À quoi aurait ressemblé l’œuvre du réalisateur s’il avait pu la poursuivre dans la continuité d’Aniki Bobo ? Impossible de le savoir, mais il est fort probable que la force de son cinéma s’y serait exprimée autrement et peut-être épuisée plus rapidement. Cas singulier dans l’histoire du cinéma, à 70 ans passés Oliveira était un « jeune » cinéaste qui a pu, dès lors, exercer son métier pendant 35 ans. Sans doute l’idée pesante que tout cela pouvait lui être ôté à nouveau, que cette nouvelle vie puisse s’arrêter abruptement, a guidé sa façon de faire des films, abordant chacun d’entre eux à la fois comme le premier et le dernier. On retrouve là la mentalité de l’artisan : orfèvre et éternel apprenti, dévoué à son ouvrage mais jamais réfractaire à la découverte et la nouveauté. Rares sont les cinéastes dont le travail n’a pas été racorni par des années de méthode et de professionnalisation (choses qui arrivent de plus en plus tôt de nos jours). Pour Oliveira, c’est son goût du voyage qui l’a préservé : il a exploré le cinéma comme on explore un pays, en le visitant, en l’observant de près, de loin, en y passant, en s’y arrêtant, en tentant de comprendre son histoire sans jamais se l’approprier, toujours en retrait mais sans effacer sa présence. C’est pourquoi ses expérimentations ne sont jamais racoleuses, et ses audaces formelles jamais prétentieuses, ce sont les possibilités du cinéma qui l’intéressent, pas son domptage.

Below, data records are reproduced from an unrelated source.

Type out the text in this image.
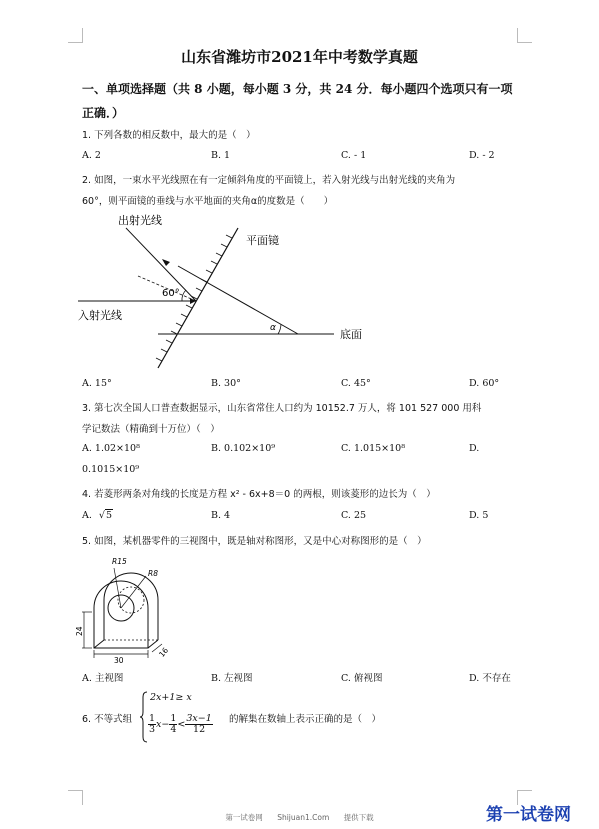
山东省潍坊市2021年中考数学真题
一、单项选择题（共 8 小题，每小题 3 分，共 24 分．每小题四个选项只有一项
正确．）
1. 下列各数的相反数中，最大的是（　）
A. 2	B. 1	C. - 1	D. - 2
2. 如图，一束水平光线照在有一定倾斜角度的平面镜上，若入射光线与出射光线的夹角为
60°，则平面镜的垂线与水平地面的夹角α的度数是（　　）
出射光线
平面镜
60°
入射光线
α	底面
A. 15°	B. 30°	C. 45°	D. 60°
3. 第七次全国人口普查数据显示，山东省常住人口约为 10152.7 万人，将 101 527 000 用科
学记数法（精确到十万位）（　）
A. 1.02×10⁸	B. 0.102×10⁹	C. 1.015×10⁸	D.
0.1015×10⁹
4. 若菱形两条对角线的长度是方程 x² - 6x+8＝0 的两根，则该菱形的边长为（　）
A. √5	B. 4	C. 25	D. 5
5. 如图，某机器零件的三视图中，既是轴对称图形，又是中心对称图形的是（　）
R15
R8
24
30
16
A. 主视图	B. 左视图	C. 俯视图	D. 不存在
6. 不等式组
2x+1≥ x
$\frac{1}{3} x- \frac{1}{4} < \frac{3x-1}{12}$ 的解集在数轴上表示正确的是（　）
第一试卷网 Shijuan1.Com 提供下载	第一试卷网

Voyager, c’est aussi relier un point A à un point B. De part et d’autre des films d’Oliveira, se trouvent des pôles qui exercent chacun leur tour leur attraction magnétique. D’où une oscillation constante qui parcourt tout son œuvre, qui trace le lien entre le désir et la passion (Francisca), l’amour et la frustration (Amour de perdition), les sentiments bourgeois et la représentation sociale (Singularités d’une jeune fille blonde), le théâtre et le cinéma (Mon cas), le cinéma et la parole (Je rentre à la maison), la langue et le monde (Un film parlé), le monde et le Portugal (Voyage au début du monde), le Portugal et son Histoire (Non, ou la vaine gloire de commander), lui-même et Buñuel (Belle toujours), etc. Cette oscillation est sans fin, dans le sens où le lien se fait sans conclusion, sans morale, sans but puisque le cinéma d’Oliveira n’est régi que par un seul principe, celui de l’incertitude, cette étrangeté qui chamboule tout repère pour le spectateur et toute facilité pour le réalisateur. Et de l’incertitude vient l’indéfinissable, ce qui rend ses films souvent difficiles à cerner, et son cinéma peu aimable, puisqu’il ne livre aucune clé, ne conforte jamais le public dans ses croyances, prend toujours le cinéphile à revers (combien de fois lui a‑t-on reproché sottement de faire du théâtre filmé ?). Comme tout grand artiste reconnu, Manoel de Oliveira était respecté, et peut-être même admiré, mais peu aimé (voire méprisé), ses films étaient accueillis avec froideur, distance et incompréhension (puisque ils ne sont pas là pour être « compris », mais seulement entendus). On n’aime que ce qui est rassurant. Son cinéma ne l’était pas. Pas du tout même. Et avec les années, les films de ce réalisateur qui a été hanté par l’étreinte de la mort plus longtemps que tout autre, sont devenus de plus en plus inquiétants, teintés de l’angoisse propre à ceux qui savent qu’ils vivent en sursis, et qu’il n’y a pas d’apaisement possible avant la mort.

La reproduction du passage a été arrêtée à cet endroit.